Screens at CIFF: 10/18 & 10/20 & 10/22
World premiere: 14 June, 2012, Israel

If you have ever heard of the Israeli comedy trio Gashash, you're one up on me, both as a student of important cultural touchstones throughout the world, and as concerns Shemi Zarhin's hugely successful film The World Is Funny - recipient of a record-setting 15 Ophir nominations (the most prestigious Israeli film award) - which takes its name from a Gasash catchphrase that, we are assured by an opening title card obviously slapped on solely for a foreign audience, has become a statement used in Israeli daily life, "The world is funny, so I laugh". The implication being that, although everything is too terrible and absurd to make sense of it, it makes more sense to rise above it through laughter than sink into it with furious raving about how much things suck and need to be changed.

That is a lesson which much badly needs to be learned by the three people at the center of the film's sprawling, interconnected cast. Yardena (Assi Levi) has some time ago lost her adult daughter to a military accident, and deals with this using a kind of scorched-earth policy of emotions that make it difficult for anyone to talk to her about anything, and has by the time we meet her turned her marriage into a shell; and she's also just learned that she's pregnant, despite being absolutely certain that she hasn't had sex with her husband or anyone else since long before the time conception must have occured. Meron (Dani Shteg), is a caustic, arrogant man with two teenage sons, one a disaffected punk named Hillik (Or Ben-Melech), and another, Nessi (Mosh Ashkenazi), who has been in a coma for years, and just woken up, a psychological ten-year-old in the body of a young man just shy of his nineteenth birthday. And Golan (Eli Finish), a radio host and huge Gashash fan who broadcasts one of their classic sketches on his show every Tuesday afternoon in what has become a highly-anticipated shared ritual for all the people in town, is watching his girlfriend, Natasha (Ola Schor), die of cancer that has progressed into her brain and affected the systems responsible for controlling emotions, leading her to spontaneously lash out in savage, condescending anger just minutes in the midst of otherwise normal, loving moments. The three of them - who we learn, quite casually about 15 minutes in, are siblings - all live in the town of Tiberias, which we are further informed has an important metaphorical connotation via Gashash's comedy as the place where dim but well-intentioned people live, trying to make it through the travails of the everyday in their bumbling way.
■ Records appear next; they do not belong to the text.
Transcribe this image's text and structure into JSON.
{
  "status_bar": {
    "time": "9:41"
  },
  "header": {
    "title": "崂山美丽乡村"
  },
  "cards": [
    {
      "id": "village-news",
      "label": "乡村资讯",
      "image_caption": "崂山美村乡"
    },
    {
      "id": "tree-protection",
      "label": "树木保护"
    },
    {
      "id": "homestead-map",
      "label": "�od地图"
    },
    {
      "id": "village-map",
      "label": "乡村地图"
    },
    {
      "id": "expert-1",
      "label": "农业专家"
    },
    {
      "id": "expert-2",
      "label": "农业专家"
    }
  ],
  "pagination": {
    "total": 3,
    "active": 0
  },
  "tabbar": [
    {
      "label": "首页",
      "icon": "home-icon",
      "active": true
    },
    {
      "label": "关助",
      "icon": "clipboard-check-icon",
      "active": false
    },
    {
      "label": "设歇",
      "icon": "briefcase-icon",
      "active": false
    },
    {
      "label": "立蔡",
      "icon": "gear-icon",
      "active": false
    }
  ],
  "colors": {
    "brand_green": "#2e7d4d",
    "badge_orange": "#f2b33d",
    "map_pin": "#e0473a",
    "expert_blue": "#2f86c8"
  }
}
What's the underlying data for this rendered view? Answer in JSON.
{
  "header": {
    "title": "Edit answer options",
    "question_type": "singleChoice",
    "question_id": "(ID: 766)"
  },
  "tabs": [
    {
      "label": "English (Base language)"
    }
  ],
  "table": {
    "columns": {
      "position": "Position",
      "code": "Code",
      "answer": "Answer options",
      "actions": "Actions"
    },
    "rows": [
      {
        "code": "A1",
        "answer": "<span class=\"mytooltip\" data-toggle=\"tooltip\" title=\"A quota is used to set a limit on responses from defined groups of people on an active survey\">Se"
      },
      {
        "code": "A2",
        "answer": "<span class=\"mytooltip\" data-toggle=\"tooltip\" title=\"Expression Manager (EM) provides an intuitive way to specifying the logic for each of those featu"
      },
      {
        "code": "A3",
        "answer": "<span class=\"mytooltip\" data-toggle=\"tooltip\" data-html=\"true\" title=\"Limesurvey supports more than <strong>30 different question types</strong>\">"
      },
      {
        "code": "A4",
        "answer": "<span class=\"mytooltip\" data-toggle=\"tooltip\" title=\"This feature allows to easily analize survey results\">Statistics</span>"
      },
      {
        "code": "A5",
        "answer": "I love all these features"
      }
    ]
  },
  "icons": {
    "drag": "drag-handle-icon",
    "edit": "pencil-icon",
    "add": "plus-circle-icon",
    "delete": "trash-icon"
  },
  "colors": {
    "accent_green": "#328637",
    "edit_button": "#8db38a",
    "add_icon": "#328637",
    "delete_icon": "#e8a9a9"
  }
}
And if that suggests a vastly more comic vision of humanity than the mordant, dramatic The World Is Funny presents - though given how much I, personally, didn't understand how the numerous snippets of Gashash material we see or hear in the film is meant to be funny in any way, shape, or form, it's clear that I'm not on the wavelength of Israeli humor and thus perhaps the film is a non-stop laugh riot - the more important element of that equation is that these people, in all their fumbling, really do just want to find that little bit of peace and happiness, and if the film is awfully serious, it is also awfully humane, taking its cluster of broken, unhappy people and treating them with real generosity and love; no arch film about the foibles of humanity this, but a a sweet and giving story of how people, when given enough chances, will eventually correct all of the bad decisions they've made in life. Zarhin does not want us to think too harshly of these people and their bad choices, but find in them a hopeful reflection of ourselves, and our ability to recover from trauma.

If this theme is approached quite overtly - between the boy coming out of a coma and the woman fighting cancer, the healing imagery is certainly not trying to hide itself - it is, at least, approached crisply and without too much leaning on the audience to make sure we "get it", and in fact one of the most appealing things about The World Is Funny is that it presents a whole lot of material in the faith that we'll be able to connect all the dots on our own, both in terms of the narrative (where we often have to be several scenes in advance of where the characters "officially" are, in order for everything to makes sense), as well as theme, where we're encouraged to see the symbolism of things like healing and reconciliation and reunion without necessarily being hammered in the face about them (although the subplot about Golan wanting desperately to bring the two surviving members of Gashash back together one last time does err on the side of "yes, we get it" once or twice).

Simply put, it's a smartly-written, cleanly-directed movie about people and their lives, acted with across-the-board terrific acting to make those people seem as interesting as possible. Cultural specificity notwithstanding, it's the kind of straightforward movie that's just really damn strong, anywhere in the world  that humans make mistakes and learn from them.